## Exercises

In these exercises, we'll continue working with the titanic dataset and building logistic regression models. Throughout this exercise, be sure you are training, evaluation, and comparing models on the train and validate datasets. The test dataset should only be used for your final model.

For all of the models you create, choose a threshold that optimizes for accuracy.

Create a new notebook, logistic_regression, use it to answer the following questions:

1. Create a model that includes only age, fare, and pclass. Does this model perform better than your baseline?

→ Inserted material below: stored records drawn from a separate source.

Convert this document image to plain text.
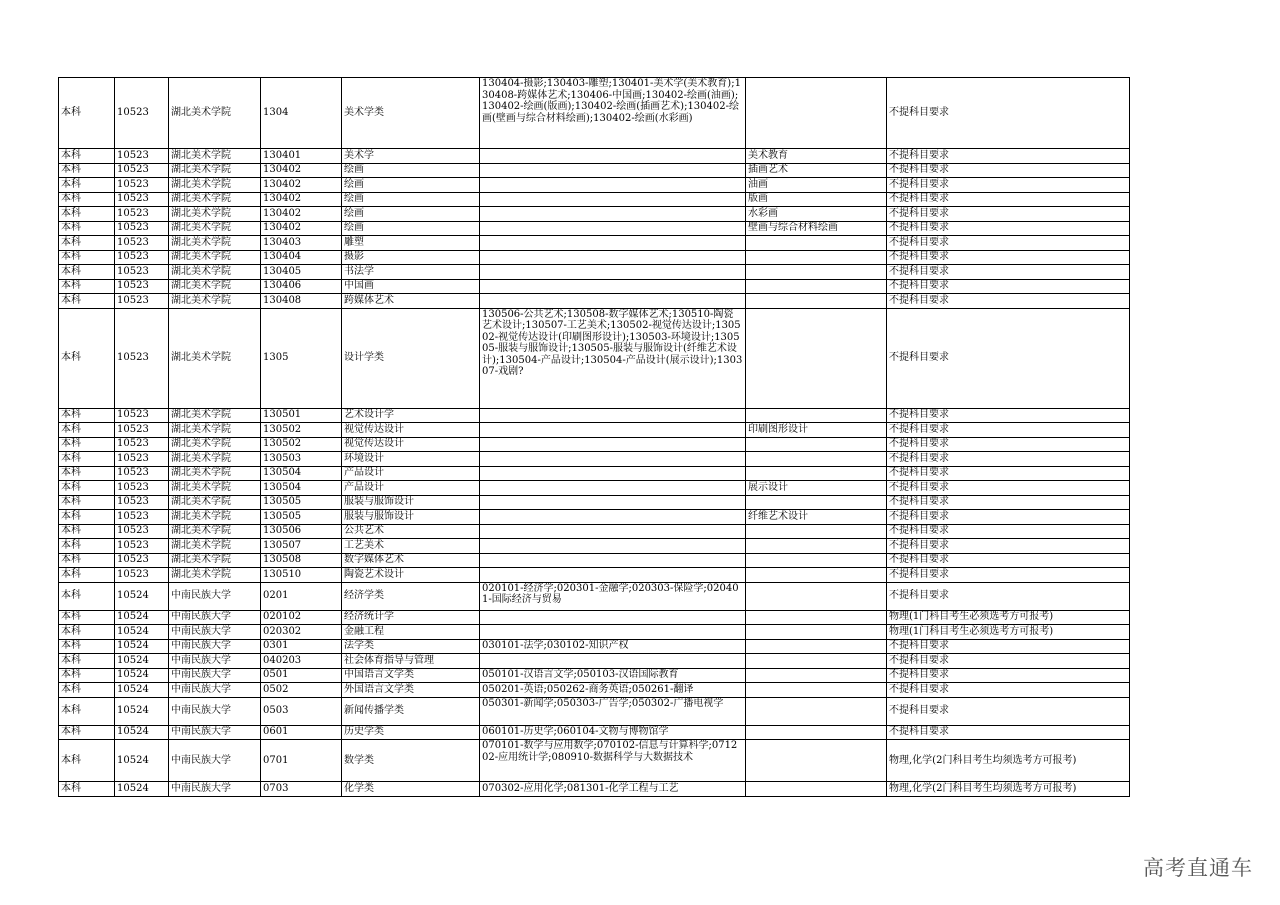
本科	10523	湖北美术学院	1304	美术学类	130404-摄影;130403-雕塑;130401-美术学(美术教育);130408-跨媒体艺术;130406-中国画;130402-绘画(油画);130402-绘画(版画);130402-绘画(插画艺术);130402-绘画(壁画与综合材料绘画);130402-绘画(水彩画)		不提科目要求
本科	10523	湖北美术学院	130401	美术学		美术教育	不提科目要求
本科	10523	湖北美术学院	130402	绘画		插画艺术	不提科目要求
本科	10523	湖北美术学院	130402	绘画		油画	不提科目要求
本科	10523	湖北美术学院	130402	绘画		版画	不提科目要求
本科	10523	湖北美术学院	130402	绘画		水彩画	不提科目要求
本科	10523	湖北美术学院	130402	绘画		壁画与综合材料绘画	不提科目要求
本科	10523	湖北美术学院	130403	雕塑			不提科目要求
本科	10523	湖北美术学院	130404	摄影			不提科目要求
本科	10523	湖北美术学院	130405	书法学			不提科目要求
本科	10523	湖北美术学院	130406	中国画			不提科目要求
本科	10523	湖北美术学院	130408	跨媒体艺术			不提科目要求
本科	10523	湖北美术学院	1305	设计学类	130506-公共艺术;130508-数字媒体艺术;130510-陶瓷艺术设计;130507-工艺美术;130502-视觉传达设计;130502-视觉传达设计(印刷图形设计);130503-环境设计;130505-服装与服饰设计;130505-服装与服饰设计(纤维艺术设计);130504-产品设计;130504-产品设计(展示设计);130307-戏剧?		不提科目要求
本科	10523	湖北美术学院	130501	艺术设计学			不提科目要求
本科	10523	湖北美术学院	130502	视觉传达设计		印刷图形设计	不提科目要求
本科	10523	湖北美术学院	130502	视觉传达设计			不提科目要求
本科	10523	湖北美术学院	130503	环境设计			不提科目要求
本科	10523	湖北美术学院	130504	产品设计			不提科目要求
本科	10523	湖北美术学院	130504	产品设计		展示设计	不提科目要求
本科	10523	湖北美术学院	130505	服装与服饰设计			不提科目要求
本科	10523	湖北美术学院	130505	服装与服饰设计		纤维艺术设计	不提科目要求
本科	10523	湖北美术学院	130506	公共艺术			不提科目要求
本科	10523	湖北美术学院	130507	工艺美术			不提科目要求
本科	10523	湖北美术学院	130508	数字媒体艺术			不提科目要求
本科	10523	湖北美术学院	130510	陶瓷艺术设计			不提科目要求
本科	10524	中南民族大学	0201	经济学类	020101-经济学;020301-金融学;020303-保险学;020401-国际经济与贸易		不提科目要求
本科	10524	中南民族大学	020102	经济统计学			物理(1门科目考生必须选考方可报考)
本科	10524	中南民族大学	020302	金融工程			物理(1门科目考生必须选考方可报考)
本科	10524	中南民族大学	0301	法学类	030101-法学;030102-知识产权		不提科目要求
本科	10524	中南民族大学	040203	社会体育指导与管理			不提科目要求
本科	10524	中南民族大学	0501	中国语言文学类	050101-汉语言文学;050103-汉语国际教育		不提科目要求
本科	10524	中南民族大学	0502	外国语言文学类	050201-英语;050262-商务英语;050261-翻译		不提科目要求
本科	10524	中南民族大学	0503	新闻传播学类	050301-新闻学;050303-广告学;050302-广播电视学		不提科目要求
本科	10524	中南民族大学	0601	历史学类	060101-历史学;060104-文物与博物馆学		不提科目要求
本科	10524	中南民族大学	0701	数学类	070101-数学与应用数学;070102-信息与计算科学;071202-应用统计学;080910-数据科学与大数据技术		物理,化学(2门科目考生均须选考方可报考)
本科	10524	中南民族大学	0703	化学类	070302-应用化学;081301-化学工程与工艺		物理,化学(2门科目考生均须选考方可报考)
高考直通车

2. Include sex in your model as well. Note that you'll need to encode or create a dummy variable of this feature before including it in a model.

3. Try out other combinations of features and models.

4. Use you best 3 models to predict and evaluate on your validate sample.

5. Choose you best model from the validation performation, and evaluate it on the test dataset. How do the performance metrics compare to validate? to train?

In [1]:
# custom modules for data prep:
import acquire as a
import prepare as p
import model as m

# tabular manipulation
import numpy as np
import pandas as pd

# ML stuff:
from sklearn.metrics import accuracy_score, confusion_matrix, classification_report,recall_score,\
precision_score, f1_score
from sklearn.tree import DecisionTreeClassifier, \
export_text, plot_tree
from sklearn.ensemble import RandomForestClassifier
from sklearn.linear_model import LogisticRegression #logistic not linear!
from sklearn.neighbors import KNeighborsClassifier #pick the classifier one

In [2]:
df=a.get_titanic_data()
df.head(3)

this file exists, reading csv


Unnamed: 0,passenger_id,survived,pclass,sex,age,sibsp,parch,fare,embarked,class,deck,embark_town,alone
0,0,0,3,male,22.0,1,0,7.25,S,Third,,Southampton,0
1,1,1,1,female,38.0,1,0,71.2833,C,First,C,Cherbourg,0
2,2,1,3,female,26.0,0,0,7.925,S,Third,,Southampton,1


In [3]:
def clean_titanic(df):
    """
    students - write docstring
    """
    #drop unncessary columns
    df = df.drop(columns=['embarked','deck', 'class'])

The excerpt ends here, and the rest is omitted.